Sui fondi in Liechtenstein, già saltati fuori nel 2008, Alberto Aleotti non ha difficoltà a parlare. «Tutte le disponibilità finanziarie mie e della mia famiglia sono regolarmente e integralmente assoggettate a tassazione» dice attraverso il portavoce dell’impresa, confermando indirettamente l’adesione al primo scudo fiscale varato dal governo Berlusconi. Sull’inchiesta della magistratura fiorentina, invece, Aleotti tace. Il sospetto degli inquirenti, che nel 2009 hanno messo in azione prima i Carabinieri del Nucleo antisofisticazione e subito dopo l’Agenzia delle Entrate, è che dietro alle importazioni dei principi attivi di due farmaci, la pravastatina e il fosinopril, ci sia anche una nuova gigantesca frode tributaria, attraverso la sovrafatturazione (con la tecnica del cosiddetto «transfer pricing»). Gli accertamenti degli agenti del fisco, complicati perché devono muoversi attraverso un dedalo di società per seguire il tortuoso percorso delle fatture, dovrebbero concludersi in un paio di mesi.

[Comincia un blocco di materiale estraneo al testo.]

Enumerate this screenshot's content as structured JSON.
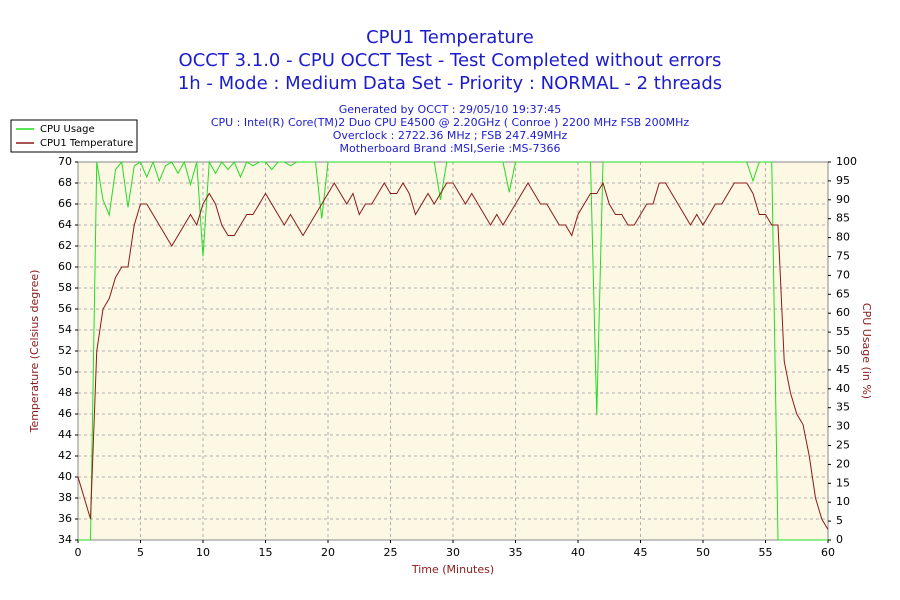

Per Aleotti, che continua a scrivere lunghissime lettere a Silvio Berlusconi e Giulio Tremonti denunciando l’insostenibilità della politica italiana sul prezzo dei farmaci, potrebbe rivelarsi un brutto colpo. Anche se l’ottantasettenne Cavaliere del Lavoro di brutte esperienze ne ha già avute, come quando venne arrestato nel ’94 per aver pagato quasi un miliardo a Duilio Poggiolini per ottenere un aumento del prezzo dei farmaci. Arrivato alla Menarini nel ’64 come semplice direttore, divenuto amministratore unico dieci anni dopo, e oggi unico proprietario di un gruppo da 2,7 miliardi di fatturato, per raggiungere i suoi obiettivi Aleotti ha sempre usato metodi, per così dire, spicci. Non solo tangenti e pagine di giornali. Anche i suoi informatori medici si muovevano con gran disinvoltura per spingere le prescrizioni dei suoi farmaci. Ai medici regalavano prima un cucchiaino d’argento, la volta dopo la forchetta. E pian piano che il servizio di posate si completava, gli utili della Menarini (come i conti all’estero di Aleotti) crescevano.